Les ramifications judiciaires de l’élection présidentielle américaine de 2020 continuent de se faire sentir devant les tribunaux. Dans l’État du Colorado, une cour d’appel vient de statuer sur le sort d’une ancienne fonctionnaire locale impliquée dans une affaire de manipulation électorale, modifiant ainsi une décision rendue en première instance.
Selon les informations de la chaîne Al Jazeera, la justice a annulé la peine de neuf ans de prison prononcée contre Tina Peters, ancienne greffière du comté de Mesa. Si sa condamnation pour avoir contribué à la falsification de machines à voter est maintenue, les magistrats ont ordonné qu’une nouvelle sentence soit prononcée à son encontre.
La décision du panel de trois juges d’appel repose sur l’argumentaire utilisé lors du premier procès. La cour a estimé que le juge de première instance, Matthew Barrett, avait fondé la sanction sur les convictions personnelles de l’accusée plutôt que sur ses actes répréhensibles, rendant ainsi la peine inappropriée. Lors de l’audience, le magistrat l’avait qualifiée de « charlatan » vendant des remèdes miracles. La cour d’appel a précisé que l’infraction de Tina Peters résidait dans ses actions trompeuses pour rassembler des preuves, et non dans sa croyance, aussi erronée soit-elle, en l’existence d’une fraude électorale.
L’ancienne élue avait été reconnue coupable en août 2024 pour avoir aidé une personne extérieure à l’administration à accéder au système électoral du comté afin d’en faire des copies. Ces données avaient ensuite été diffusées sur les réseaux sociaux par des individus cherchant à prouver que la défaite de Donald Trump en 2020 était liée à des irrégularités massives.

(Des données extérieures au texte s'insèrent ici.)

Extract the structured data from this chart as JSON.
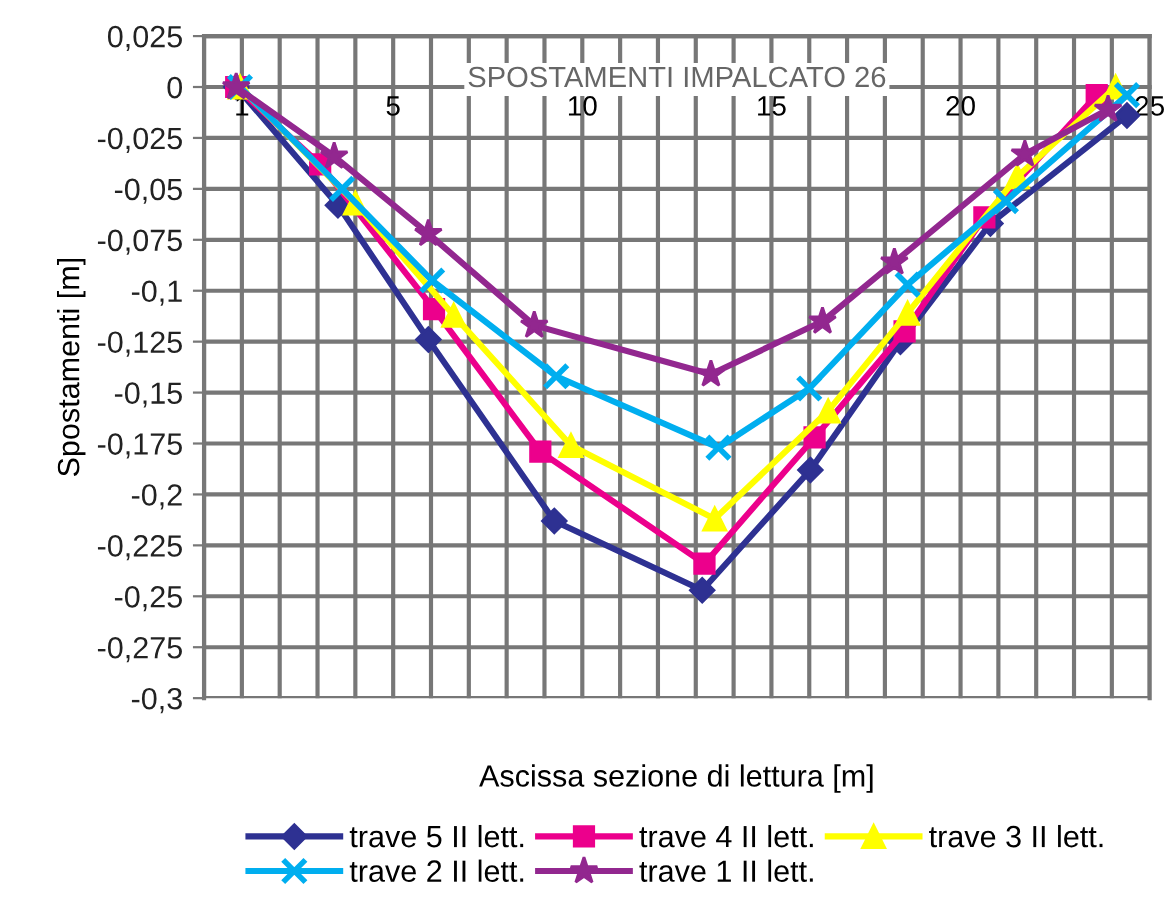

Le dossier a pris une dimension nationale lorsque Donald Trump a accordé une grâce à Tina Peters en décembre dernier. Toutefois, la cour d’appel a confirmé jeudi que cette mesure n’a aucun impact sur les infractions relevant de la juridiction de l’État. Les juges ont souligné qu’il n’existe aucun précédent où le pouvoir de grâce présidentielle aurait été étendu de manière à empiéter sur la souveraineté d’un État. De son côté, le gouverneur du Colorado, Jared Polis, a évoqué le mois dernier la possibilité d’examiner une mesure de clémence.
Al Jazeera rappelle que les allégations de fraude lors du scrutin de 2020 restent un axe majeur pour Donald Trump, réélu en 2024. Alors que les poursuites fédérales le visant pour complot électoral ont été abandonnées suite à son retour au pouvoir, l’actuel locataire de la Maison-Blanche continue de réclamer un contrôle accru sur les infrastructures électorales du pays en vue des élections de mi-mandat prévues en 2026.